F1 legend Jackie Stewart is hoping more cars can fight for the world championship title next season as he urges teams to step up their challenge to Mercedes.
British Formula One legend Jackie Stewart is hoping to witness a fierce battle for the world championship next year after Mercedes ran away with a fourth consecutive title this season, thanks to Lewis Hamilton.
Hamilton’s successes in 2014, 2015 and 2017, along with Nico Rosberg’s triumph 12 months ago, have seen the Silver Arrows sustain a four-year stretch of dominance in the sport.
That was preceded by four years of similar reign by Red Bull with their former driver Sebastian Vettel hogging the world title from 2010 to 2013.
While Vettel managed to put some pressure on Hamilton this year in his new and improved Ferrari, the Briton was still able to steer clear of his fellow quadruple world champion. A total of 43 points separate Hamilton from Vettel entering the final race of the season in Abu Dhabi.

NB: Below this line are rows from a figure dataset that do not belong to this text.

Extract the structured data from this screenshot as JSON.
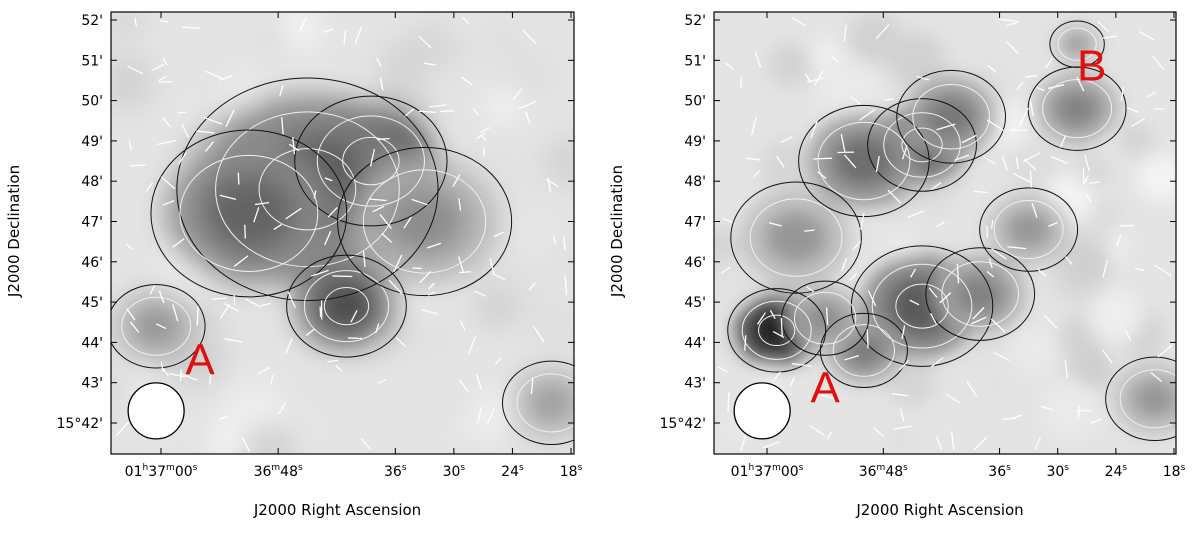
{
  "chart_data": [
    {
      "type": "heatmap",
      "title": "",
      "xlabel": "J2000 Right Ascension",
      "ylabel": "J2000 Declination",
      "x_ticks": [
        {
          "ra_s": 60,
          "h": "01",
          "hu": "h",
          "m": "37",
          "mu": "m",
          "s": "00",
          "su": "s"
        },
        {
          "ra_s": 48,
          "m": "36",
          "mu": "m",
          "s": "48",
          "su": "s"
        },
        {
          "ra_s": 36,
          "s": "36",
          "su": "s"
        },
        {
          "ra_s": 30,
          "s": "30",
          "su": "s"
        },
        {
          "ra_s": 24,
          "s": "24",
          "su": "s"
        },
        {
          "ra_s": 18,
          "s": "18",
          "su": "s"
        }
      ],
      "xlim_ra_s": [
        64.5,
        18
      ],
      "y_ticks": [
        {
          "dec_arcmin": 52,
          "label": "52'"
        },
        {
          "dec_arcmin": 51,
          "label": "51'"
        },
        {
          "dec_arcmin": 50,
          "label": "50'"
        },
        {
          "dec_arcmin": 49,
          "label": "49'"
        },
        {
          "dec_arcmin": 48,
          "label": "48'"
        },
        {
          "dec_arcmin": 47,
          "label": "47'"
        },
        {
          "dec_arcmin": 46,
          "label": "46'"
        },
        {
          "dec_arcmin": 45,
          "label": "45'"
        },
        {
          "dec_arcmin": 44,
          "label": "44'"
        },
        {
          "dec_arcmin": 43,
          "label": "43'"
        },
        {
          "dec_arcmin": 42,
          "label": "15°42'"
        }
      ],
      "ylim_dec_arcmin": [
        41.3,
        52.4
      ],
      "colormap": "grayscale",
      "emission_peaks": [
        {
          "ra_s": 38.5,
          "dec": 48.5,
          "strength": 1.0,
          "width": 1.4
        },
        {
          "ra_s": 45,
          "dec": 47.8,
          "strength": 0.65,
          "width": 2.4
        },
        {
          "ra_s": 41,
          "dec": 44.9,
          "strength": 0.75,
          "width": 1.1
        },
        {
          "ra_s": 51,
          "dec": 47.2,
          "strength": 0.6,
          "width": 1.8
        },
        {
          "ra_s": 33,
          "dec": 47,
          "strength": 0.4,
          "width": 1.6
        },
        {
          "ra_s": 60.5,
          "dec": 44.4,
          "strength": 0.4,
          "width": 0.9
        },
        {
          "ra_s": 20,
          "dec": 42.5,
          "strength": 0.35,
          "width": 0.9
        }
      ],
      "annotations": [
        {
          "text": "A",
          "ra_s": 56,
          "dec": 43.6
        }
      ],
      "beam": {
        "ra_s": 60.5,
        "dec": 42.3
      },
      "polarization_vectors": "white"
    },
    {
      "type": "heatmap",
      "title": "",
      "xlabel": "J2000 Right Ascension",
      "ylabel": "J2000 Declination",
      "x_ticks": [
        {
          "ra_s": 60,
          "h": "01",
          "hu": "h",
          "m": "37",
          "mu": "m",
          "s": "00",
          "su": "s"
        },
        {
          "ra_s": 48,
          "m": "36",
          "mu": "m",
          "s": "48",
          "su": "s"
        },
        {
          "ra_s": 36,
          "s": "36",
          "su": "s"
        },
        {
          "ra_s": 30,
          "s": "30",
          "su": "s"
        },
        {
          "ra_s": 24,
          "s": "24",
          "su": "s"
        },
        {
          "ra_s": 18,
          "s": "18",
          "su": "s"
        }
      ],
      "xlim_ra_s": [
        64.5,
        18
      ],
      "y_ticks": [
        {
          "dec_arcmin": 52,
          "label": "52'"
        },
        {
          "dec_arcmin": 51,
          "label": "51'"
        },
        {
          "dec_arcmin": 50,
          "label": "50'"
        },
        {
          "dec_arcmin": 49,
          "label": "49'"
        },
        {
          "dec_arcmin": 48,
          "label": "48'"
        },
        {
          "dec_arcmin": 47,
          "label": "47'"
        },
        {
          "dec_arcmin": 46,
          "label": "46'"
        },
        {
          "dec_arcmin": 45,
          "label": "45'"
        },
        {
          "dec_arcmin": 44,
          "label": "44'"
        },
        {
          "dec_arcmin": 43,
          "label": "43'"
        },
        {
          "dec_arcmin": 42,
          "label": "15°42'"
        }
      ],
      "ylim_dec_arcmin": [
        41.3,
        52.4
      ],
      "colormap": "grayscale",
      "emission_peaks": [
        {
          "ra_s": 59,
          "dec": 44.3,
          "strength": 0.95,
          "width": 0.9
        },
        {
          "ra_s": 44,
          "dec": 44.9,
          "strength": 0.65,
          "width": 1.3
        },
        {
          "ra_s": 50,
          "dec": 43.8,
          "strength": 0.5,
          "width": 0.8
        },
        {
          "ra_s": 44,
          "dec": 48.9,
          "strength": 0.7,
          "width": 1.0
        },
        {
          "ra_s": 50,
          "dec": 48.5,
          "strength": 0.55,
          "width": 1.2
        },
        {
          "ra_s": 41,
          "dec": 49.6,
          "strength": 0.5,
          "width": 1.0
        },
        {
          "ra_s": 28,
          "dec": 49.8,
          "strength": 0.45,
          "width": 0.9
        },
        {
          "ra_s": 57,
          "dec": 46.6,
          "strength": 0.35,
          "width": 1.2
        },
        {
          "ra_s": 33,
          "dec": 46.8,
          "strength": 0.35,
          "width": 0.9
        },
        {
          "ra_s": 28,
          "dec": 51.4,
          "strength": 0.35,
          "width": 0.5
        },
        {
          "ra_s": 54,
          "dec": 44.6,
          "strength": 0.4,
          "width": 0.8
        },
        {
          "ra_s": 20,
          "dec": 42.6,
          "strength": 0.35,
          "width": 0.9
        },
        {
          "ra_s": 38,
          "dec": 45.2,
          "strength": 0.45,
          "width": 1.0
        }
      ],
      "annotations": [
        {
          "text": "A",
          "ra_s": 54,
          "dec": 42.9
        },
        {
          "text": "B",
          "ra_s": 26.5,
          "dec": 50.9
        }
      ],
      "beam": {
        "ra_s": 60.5,
        "dec": 42.3
      },
      "polarization_vectors": "white"
    }
  ]
}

Stewart, a three-time world champion himself, believes the sport needs some stiffer competition at the top.
Asked if he can perhaps imagine next year’s title fight to be a three-horse race instead of Hamilton’s one-man show, Stewart told Sport360: “I hope so. We need to have it more competitive than it’s been this year.
“We’ve had a long run now of domination, whether it be Red Bull and then Mercedes. So it would be nice of course to see Ferrari come back in.

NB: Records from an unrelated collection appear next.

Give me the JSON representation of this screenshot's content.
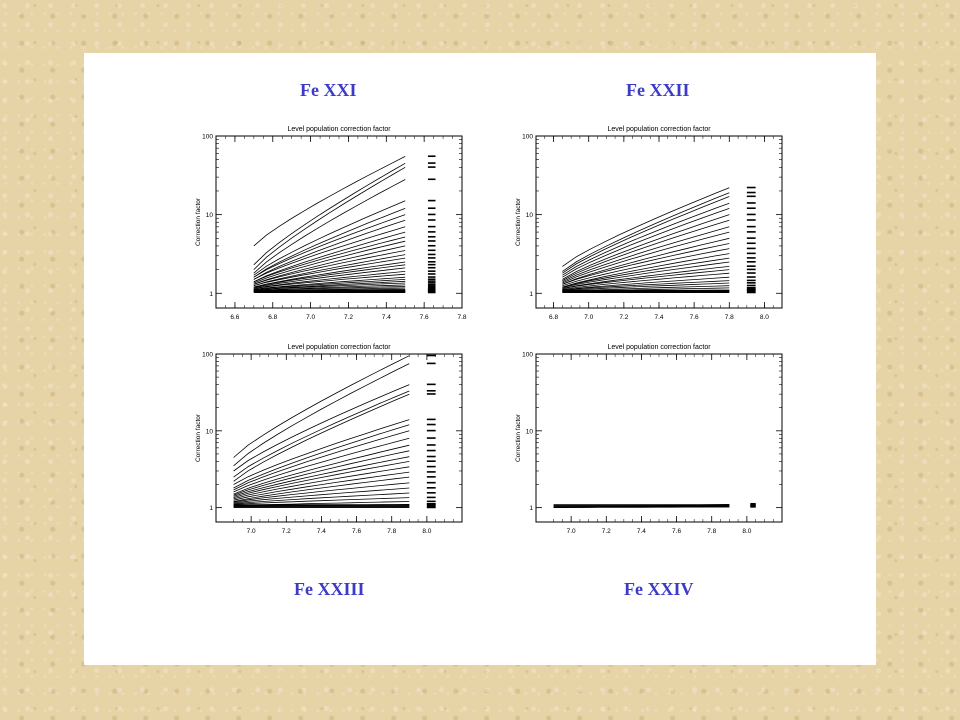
{
  "headings": {
    "top_left": "Fe XXI",
    "top_right": "Fe XXII",
    "bottom_left": "Fe XXIII",
    "bottom_right": "Fe XXIV"
  },
  "chart_data": [
    {
      "type": "line",
      "title": "Level population correction factor",
      "ylabel": "Correction factor",
      "xlabel": "",
      "yscale": "log",
      "ylim": [
        0.65,
        100
      ],
      "xlim": [
        6.5,
        7.8
      ],
      "yticks": [
        "1",
        "10",
        "100"
      ],
      "yticks_values": [
        1,
        10,
        100
      ],
      "xticks": [
        "6.6",
        "6.8",
        "7.0",
        "7.2",
        "7.4",
        "7.6",
        "7.8"
      ],
      "xticks_values": [
        6.6,
        6.8,
        7.0,
        7.2,
        7.4,
        7.6,
        7.8
      ],
      "x_range": [
        6.7,
        7.5
      ],
      "label_column_x": [
        7.62,
        7.66
      ],
      "grid": false,
      "series": [
        {
          "start": 4.0,
          "end": 55
        },
        {
          "start": 2.3,
          "end": 45
        },
        {
          "start": 2.0,
          "end": 40
        },
        {
          "start": 1.8,
          "end": 28
        },
        {
          "start": 1.7,
          "end": 15
        },
        {
          "start": 1.6,
          "end": 12
        },
        {
          "start": 1.6,
          "end": 10
        },
        {
          "start": 1.5,
          "end": 8.5
        },
        {
          "start": 1.5,
          "end": 7.0
        },
        {
          "start": 1.4,
          "end": 6.0
        },
        {
          "start": 1.4,
          "end": 5.2
        },
        {
          "start": 1.35,
          "end": 4.6
        },
        {
          "start": 1.3,
          "end": 4.0
        },
        {
          "start": 1.3,
          "end": 3.5
        },
        {
          "start": 1.25,
          "end": 3.1
        },
        {
          "start": 1.25,
          "end": 2.8
        },
        {
          "start": 1.2,
          "end": 2.5
        },
        {
          "start": 1.2,
          "end": 2.3
        },
        {
          "start": 1.18,
          "end": 2.1
        },
        {
          "start": 1.15,
          "end": 1.9
        },
        {
          "start": 1.15,
          "end": 1.75
        },
        {
          "start": 1.12,
          "end": 1.6
        },
        {
          "start": 1.12,
          "end": 1.5
        },
        {
          "start": 1.1,
          "end": 1.42
        },
        {
          "start": 1.1,
          "end": 1.35
        },
        {
          "start": 1.08,
          "end": 1.28
        },
        {
          "start": 1.08,
          "end": 1.22
        },
        {
          "start": 1.06,
          "end": 1.17
        },
        {
          "start": 1.06,
          "end": 1.13
        },
        {
          "start": 1.05,
          "end": 1.1
        },
        {
          "start": 1.05,
          "end": 1.07
        },
        {
          "start": 1.04,
          "end": 1.05
        }
      ]
    },
    {
      "type": "line",
      "title": "Level population correction factor",
      "ylabel": "Correction factor",
      "xlabel": "",
      "yscale": "log",
      "ylim": [
        0.65,
        100
      ],
      "xlim": [
        6.7,
        8.1
      ],
      "yticks": [
        "1",
        "10",
        "100"
      ],
      "yticks_values": [
        1,
        10,
        100
      ],
      "xticks": [
        "6.8",
        "7.0",
        "7.2",
        "7.4",
        "7.6",
        "7.8",
        "8.0"
      ],
      "xticks_values": [
        6.8,
        7.0,
        7.2,
        7.4,
        7.6,
        7.8,
        8.0
      ],
      "x_range": [
        6.85,
        7.8
      ],
      "label_column_x": [
        7.9,
        7.95
      ],
      "grid": false,
      "series": [
        {
          "start": 2.2,
          "end": 22
        },
        {
          "start": 1.9,
          "end": 19
        },
        {
          "start": 1.8,
          "end": 17
        },
        {
          "start": 1.7,
          "end": 14
        },
        {
          "start": 1.6,
          "end": 12
        },
        {
          "start": 1.5,
          "end": 10
        },
        {
          "start": 1.45,
          "end": 8.5
        },
        {
          "start": 1.4,
          "end": 7.0
        },
        {
          "start": 1.35,
          "end": 6.0
        },
        {
          "start": 1.3,
          "end": 5.0
        },
        {
          "start": 1.3,
          "end": 4.3
        },
        {
          "start": 1.25,
          "end": 3.7
        },
        {
          "start": 1.2,
          "end": 3.2
        },
        {
          "start": 1.2,
          "end": 2.8
        },
        {
          "start": 1.18,
          "end": 2.5
        },
        {
          "start": 1.15,
          "end": 2.2
        },
        {
          "start": 1.15,
          "end": 2.0
        },
        {
          "start": 1.12,
          "end": 1.8
        },
        {
          "start": 1.1,
          "end": 1.6
        },
        {
          "start": 1.1,
          "end": 1.45
        },
        {
          "start": 1.08,
          "end": 1.35
        },
        {
          "start": 1.06,
          "end": 1.25
        },
        {
          "start": 1.05,
          "end": 1.17
        },
        {
          "start": 1.04,
          "end": 1.1
        }
      ]
    },
    {
      "type": "line",
      "title": "Level population correction factor",
      "ylabel": "Correction factor",
      "xlabel": "",
      "yscale": "log",
      "ylim": [
        0.65,
        100
      ],
      "xlim": [
        6.8,
        8.2
      ],
      "yticks": [
        "1",
        "10",
        "100"
      ],
      "yticks_values": [
        1,
        10,
        100
      ],
      "xticks": [
        "7.0",
        "7.2",
        "7.4",
        "7.6",
        "7.8",
        "8.0"
      ],
      "xticks_values": [
        7.0,
        7.2,
        7.4,
        7.6,
        7.8,
        8.0
      ],
      "x_range": [
        6.9,
        7.9
      ],
      "label_column_x": [
        8.0,
        8.05
      ],
      "grid": false,
      "series": [
        {
          "start": 4.5,
          "end": 95
        },
        {
          "start": 3.5,
          "end": 75
        },
        {
          "start": 3.0,
          "end": 40
        },
        {
          "start": 2.5,
          "end": 33
        },
        {
          "start": 2.2,
          "end": 30
        },
        {
          "start": 2.0,
          "end": 14
        },
        {
          "start": 1.8,
          "end": 12
        },
        {
          "start": 1.7,
          "end": 10
        },
        {
          "start": 1.6,
          "end": 8
        },
        {
          "start": 1.5,
          "end": 6.5
        },
        {
          "start": 1.45,
          "end": 5.5
        },
        {
          "start": 1.4,
          "end": 4.6
        },
        {
          "start": 1.35,
          "end": 4.0
        },
        {
          "start": 1.3,
          "end": 3.4
        },
        {
          "start": 1.25,
          "end": 2.9
        },
        {
          "start": 1.2,
          "end": 2.5
        },
        {
          "start": 1.18,
          "end": 2.1
        },
        {
          "start": 1.15,
          "end": 1.8
        },
        {
          "start": 1.12,
          "end": 1.55
        },
        {
          "start": 1.1,
          "end": 1.35
        },
        {
          "start": 1.06,
          "end": 1.2
        },
        {
          "start": 1.04,
          "end": 1.1
        },
        {
          "start": 1.0,
          "end": 1.0
        }
      ]
    },
    {
      "type": "line",
      "title": "Level population correction factor",
      "ylabel": "Correction factor",
      "xlabel": "",
      "yscale": "log",
      "ylim": [
        0.65,
        100
      ],
      "xlim": [
        6.8,
        8.2
      ],
      "yticks": [
        "1",
        "10",
        "100"
      ],
      "yticks_values": [
        1,
        10,
        100
      ],
      "xticks": [
        "7.0",
        "7.2",
        "7.4",
        "7.6",
        "7.8",
        "8.0"
      ],
      "xticks_values": [
        7.0,
        7.2,
        7.4,
        7.6,
        7.8,
        8.0
      ],
      "x_range": [
        6.9,
        7.9
      ],
      "label_column_x": [
        8.02,
        8.05
      ],
      "grid": false,
      "series": [
        {
          "start": 1.0,
          "end": 1.1
        },
        {
          "start": 1.0,
          "end": 1.07
        },
        {
          "start": 1.0,
          "end": 1.05
        },
        {
          "start": 1.0,
          "end": 1.02
        }
      ]
    }
  ]
}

“But Ferrari seem to be sort of peak and valley, they’re not as consistent. But I think, hopefully next year, you never know with Red Bull having a Honda engine next year, that could prove to be quite good. So I hope we’re going to have a more competitive season next year.”
British marque McLaren are one of the most successful teams in the history of F1 but they’ve only won one world title this century – Hamilton’s maiden championship coup was with them in 2008.

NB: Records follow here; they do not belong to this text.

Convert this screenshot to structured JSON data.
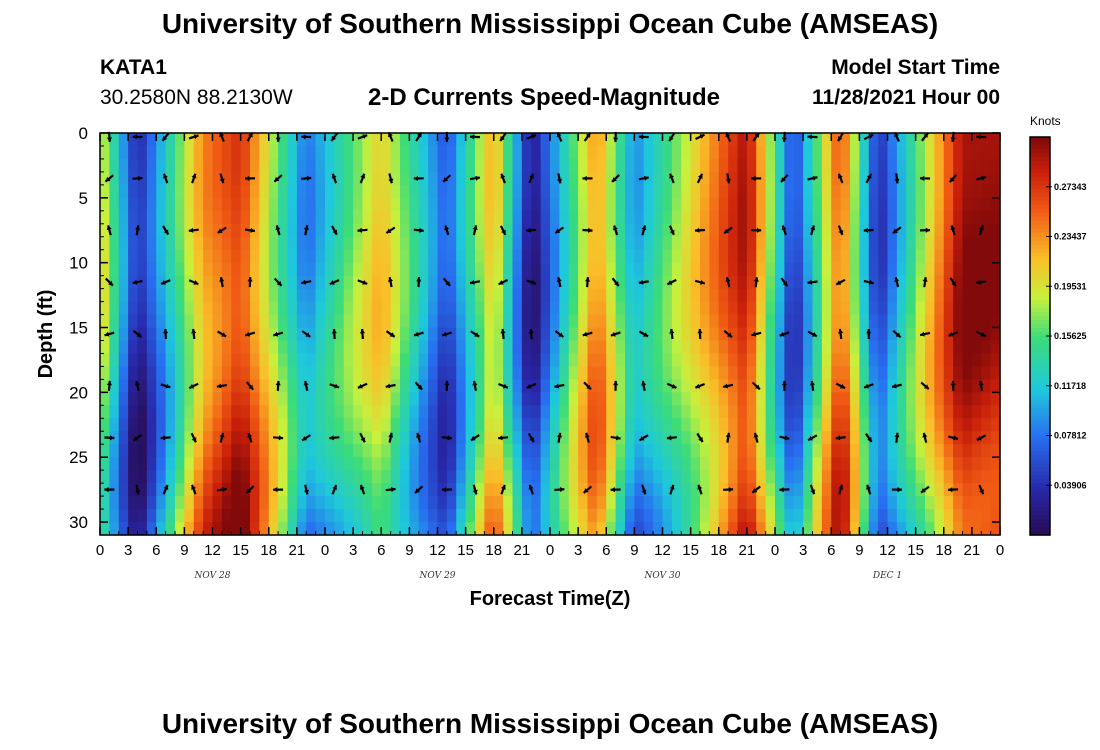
{
  "header": {
    "title": "University of Southern Mississippi Ocean Cube (AMSEAS)",
    "station": "KATA1",
    "coords": "30.2580N  88.2130W",
    "subtitle": "2-D Currents Speed-Magnitude",
    "model_start_label": "Model Start Time",
    "model_start_value": "11/28/2021 Hour 00"
  },
  "footer": {
    "title": "University of Southern Mississippi Ocean Cube (AMSEAS)"
  },
  "chart_data": {
    "type": "heatmap",
    "title": "2-D Currents Speed-Magnitude",
    "xlabel": "Forecast Time(Z)",
    "ylabel": "Depth (ft)",
    "x_tick_labels": [
      "0",
      "3",
      "6",
      "9",
      "12",
      "15",
      "18",
      "21",
      "0",
      "3",
      "6",
      "9",
      "12",
      "15",
      "18",
      "21",
      "0",
      "3",
      "6",
      "9",
      "12",
      "15",
      "18",
      "21",
      "0",
      "3",
      "6",
      "9",
      "12",
      "15",
      "18",
      "21",
      "0"
    ],
    "date_labels": [
      {
        "text": "NOV 28",
        "hour": 12
      },
      {
        "text": "NOV 29",
        "hour": 36
      },
      {
        "text": "NOV 30",
        "hour": 60
      },
      {
        "text": "DEC 1",
        "hour": 84
      }
    ],
    "x_range_hours": [
      0,
      96
    ],
    "y_ticks": [
      0,
      5,
      10,
      15,
      20,
      25,
      30
    ],
    "y_range_ft": [
      0,
      31
    ],
    "colorbar": {
      "label": "Knots",
      "range": [
        0,
        0.3125
      ],
      "ticks": [
        "0.27343",
        "0.23437",
        "0.19531",
        "0.15625",
        "0.11718",
        "0.07812",
        "0.03906"
      ],
      "tick_values": [
        0.27343,
        0.23437,
        0.19531,
        0.15625,
        0.11718,
        0.07812,
        0.03906
      ]
    },
    "approx_surface_speed_knots": [
      {
        "hour": 0,
        "speed": 0.2
      },
      {
        "hour": 4,
        "speed": 0.03
      },
      {
        "hour": 11,
        "speed": 0.24
      },
      {
        "hour": 15,
        "speed": 0.28
      },
      {
        "hour": 22,
        "speed": 0.08
      },
      {
        "hour": 30,
        "speed": 0.21
      },
      {
        "hour": 37,
        "speed": 0.06
      },
      {
        "hour": 42,
        "speed": 0.23
      },
      {
        "hour": 46,
        "speed": 0.02
      },
      {
        "hour": 53,
        "speed": 0.24
      },
      {
        "hour": 57,
        "speed": 0.09
      },
      {
        "hour": 69,
        "speed": 0.3
      },
      {
        "hour": 74,
        "speed": 0.05
      },
      {
        "hour": 79,
        "speed": 0.27
      },
      {
        "hour": 83,
        "speed": 0.04
      },
      {
        "hour": 92,
        "speed": 0.3
      }
    ],
    "vectors_note": "Black arrows show current direction on a 3-hour by ~4 ft grid"
  }
}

The Woking-based team have struggled in recent years, and their partnership with Honda that started in 2015 did not deliver the performance McLaren were hoping for.
Next year, they will be replacing the Honda engine with a Renault one. Does Stewart think this move will pay dividends and push them back to the front of the grid?
“I think it’s not impossible,” said the 78-year-old. “McLaren have a lot of knowledge and a lot of experience. Don’t count them out. They’ve got one of the finest facilities in the world. So I think they can be in good shape.”
While expectations are high from the McLaren team for next season, Cyril Abiteboul, the managing director of Renault Sport Racing, is somewhat reserved when discussing the power they plan on supplying both the British side as well as Red Bull.
“You know I don’t want to make any promises,” Abiteboul said in Abu Dhabi on Friday.
“First thing will be reliability because we’ve seen this season that you need to walk before you run and I think we’ve been on many occasions too aggressive in the way that we were trying to bring performance and extra power to the engine too quickly because of the expectation of all customers including the yellow cars, so I think we need to go step by step: first be reliable then accumulate as many miles as possible during the winter tests – I think it’s important for any chassis organisation.
“I understand, talking about Red Bull, that they changed their philosophy and are planning for the development of their car but if the engine is not reliable it’s going to be useless. So we need to get that.
“And if we have that, I am extremely comfortable and confident that we have the sort of technological bricks to bring to the engine in order to make steps and to catch Mercedes.”